Yilun Liu


Partial Could Be Better than Whole. HW-TSC 2022 Submission for the Metrics Shared Task
Yilun Liu | Xiaosong Qiao | Zhanglin Wu | Su Chang | Min Zhang | Yanqing Zhao | Song Peng | Shimin Tao | Hao Yang | Ying Qin | Jiaxin Guo | Minghan Wang | Yinglu Li | Peng Li | Xiaofeng Zhao
Proceedings of the Seventh Conference on Machine Translation (WMT)

In this paper, we present the contribution of HW-TSC to WMT 2022 Metrics Shared Task. We propose one reference-based metric, HWTSC-EE-BERTScore*, and four referencefree metrics including HWTSC-Teacher-Sim, HWTSC-TLM, KG-BERTScore and CROSSQE. Among these metrics, HWTSC-Teacher-Sim and CROSS-QE are supervised, whereas HWTSC-EE-BERTScore*, HWTSC-TLM and KG-BERTScore are unsupervised. We use these metrics in the segment-level and systemlevel tracks. Overall, our systems achieve strong results for all language pairs on previous test sets and a new state-of-the-art in many sys-level case sets.

Part Represents Whole: Improving the Evaluation of Machine Translation System Using Entropy Enhanced Metrics
Yilun Liu | Shimin Tao | Chang Su | Min Zhang | Yanqing Zhao | Hao Yang
Findings of the Association for Computational Linguistics: AACL-IJCNLP 2022

Machine translation (MT) metrics often experience poor correlations with human assessments. In terms of MT system evaluation, most metrics pay equal attentions to every sample in an evaluation set, while in human evaluation, difficult sentences often make candidate systems distinguishable via notable fluctuations in human scores, especially when systems are competitive. We find that samples with high entropy values, which though usually count less than 5%, tend to play a key role in MT evaluation: when the evaluation set is shrunk to only the high-entropy portion, correlations with human assessments are actually improved. Thus, in this paper, we propose a fast and unsupervised approach to enhance MT metrics using entropy, expanding the dimension of evaluation by introducing sentence-level difficulty. A translation hypothesis with a significantly high entropy value is considered difficult and receives a large weight in aggregation of system-level scores. Experimental results on five sub-tracks in the WMT19 Metrics shared tasks show that our proposed method significantly enhanced the performance of commonly-used MT metrics in terms of system-level correlations with human assessments, even outperforming existing SOTA metrics. In particular, all enhanced metrics exhibit overall stability in correlations with human assessments in circumstances where only competitive MT systems are included, while the corresponding vanilla metrics fail to correlate with human assessments.

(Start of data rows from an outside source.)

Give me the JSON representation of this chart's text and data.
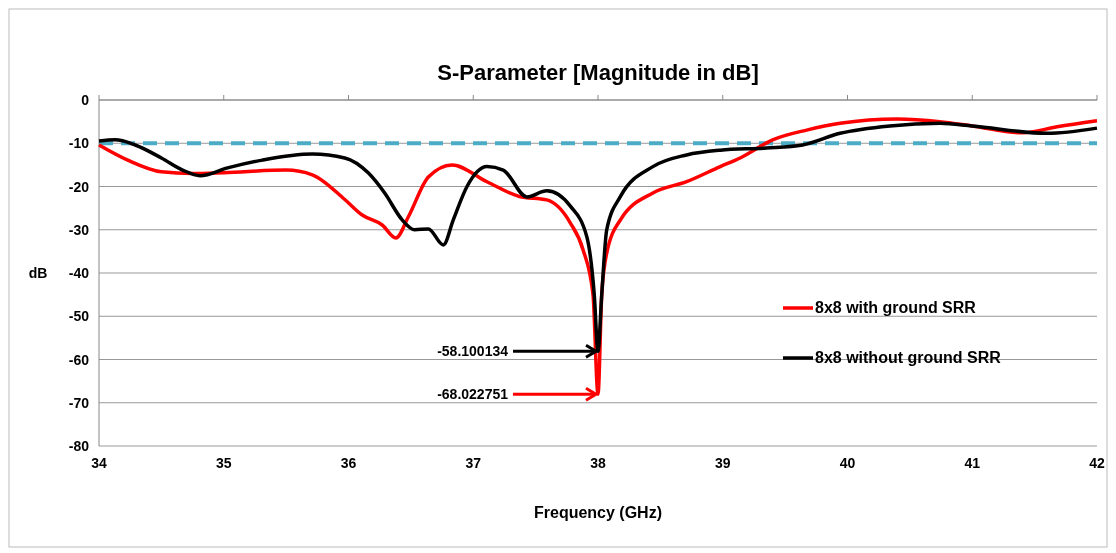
{
  "chart_data": {
    "type": "line",
    "title": "S-Parameter [Magnitude in dB]",
    "xlabel": "Frequency (GHz)",
    "ylabel": "dB",
    "xlim": [
      34,
      42
    ],
    "xticks": [
      34,
      35,
      36,
      37,
      38,
      39,
      40,
      41,
      42
    ],
    "ylim": [
      -80,
      0
    ],
    "yticks": [
      -80,
      -70,
      -60,
      -50,
      -40,
      -30,
      -20,
      -10,
      0
    ],
    "grid": "y",
    "legend": "right",
    "marker": "none",
    "line_style": "solid",
    "series": [
      {
        "name": "8x8 with ground SRR",
        "color": "#ff0000",
        "x": [
          34,
          34.23,
          34.5,
          34.75,
          35,
          35.5,
          35.71,
          35.97,
          36.11,
          36.27,
          36.38,
          36.48,
          36.64,
          36.83,
          37.11,
          37.37,
          37.59,
          37.78,
          37.88,
          37.96,
          38,
          38.03,
          38.07,
          38.18,
          38.44,
          38.71,
          38.98,
          39.14,
          39.4,
          39.68,
          39.94,
          40.4,
          40.74,
          41,
          41.4,
          41.68,
          42
        ],
        "values": [
          -10.4,
          -13.9,
          -16.6,
          -17,
          -16.8,
          -16.2,
          -17.3,
          -23,
          -26.6,
          -28.9,
          -31.9,
          -27,
          -17.8,
          -15,
          -18.9,
          -22.3,
          -23.1,
          -28.5,
          -34.6,
          -45,
          -68.022751,
          -45,
          -35.4,
          -27.7,
          -21.5,
          -18.9,
          -15.4,
          -13.4,
          -9.2,
          -6.9,
          -5.4,
          -4.4,
          -5,
          -6,
          -7.6,
          -6.2,
          -4.8
        ]
      },
      {
        "name": "8x8 without ground SRR",
        "color": "#000000",
        "x": [
          34,
          34.13,
          34.29,
          34.5,
          34.67,
          34.81,
          35.03,
          35.31,
          35.71,
          35.97,
          36.16,
          36.29,
          36.43,
          36.53,
          36.64,
          36.76,
          36.84,
          36.95,
          37.11,
          37.24,
          37.43,
          37.59,
          37.78,
          37.91,
          37.97,
          38,
          38.03,
          38.07,
          38.18,
          38.44,
          38.71,
          38.98,
          39.35,
          39.64,
          39.94,
          40.34,
          40.74,
          41,
          41.6,
          42
        ],
        "values": [
          -9.5,
          -9.2,
          -10.4,
          -13.4,
          -16.2,
          -17.5,
          -15.7,
          -13.9,
          -12.5,
          -13.4,
          -16.9,
          -21.5,
          -27.7,
          -30,
          -29.8,
          -33.5,
          -27.7,
          -20,
          -15.4,
          -16.2,
          -22.4,
          -21,
          -24.6,
          -31.6,
          -45,
          -58.100134,
          -45,
          -30,
          -22.3,
          -15.4,
          -12.7,
          -11.6,
          -11.1,
          -10.4,
          -7.7,
          -6,
          -5.4,
          -6,
          -7.7,
          -6.5
        ]
      }
    ],
    "ref_lines": [
      {
        "axis": "y",
        "value": -10,
        "color": "#4bacc6",
        "line_style": "dashed"
      }
    ],
    "annotations": [
      {
        "text": "-58.100134",
        "x": 38,
        "y": -58.100134
      },
      {
        "text": "-68.022751",
        "x": 38,
        "y": -68.022751
      }
    ]
  }
}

HwTscSU’s Submissions on WAT 2022 Shared Task
Yilun Liu | Zhen Zhang | Shimin Tao | Junhui Li | Hao Yang
Proceedings of the 9th Workshop on Asian Translation

In this paper we describe our submission to the shared tasks of the 9th Workshop on Asian Translation (WAT 2022) on NICT–SAP under the team name ”HwTscSU”. The tasks involve translation from 5 languages into English and vice-versa in two domains: IT domain and Wikinews domain. The purpose is to determine the feasibility of multilingualism, domain adaptation or document-level knowledge given very little to none clean parallel corpora for training. Our approach for all translation tasks mainly focused on pre-training NMT models on general datasets and fine-tuning them on domain-specific datasets. Due to the small amount of parallel corpora, we collected and cleaned the OPUS dataset including three IT domain corpora, i.e., GNOME, KDE4, and Ubuntu. We then trained Transformer models on the collected dataset and fine-tuned on corresponding dev set. The BLEU scores greatly improved in comparison with other systems. Our submission ranked 1st in all IT-domain tasks and in one out of eight ALT domain tasks.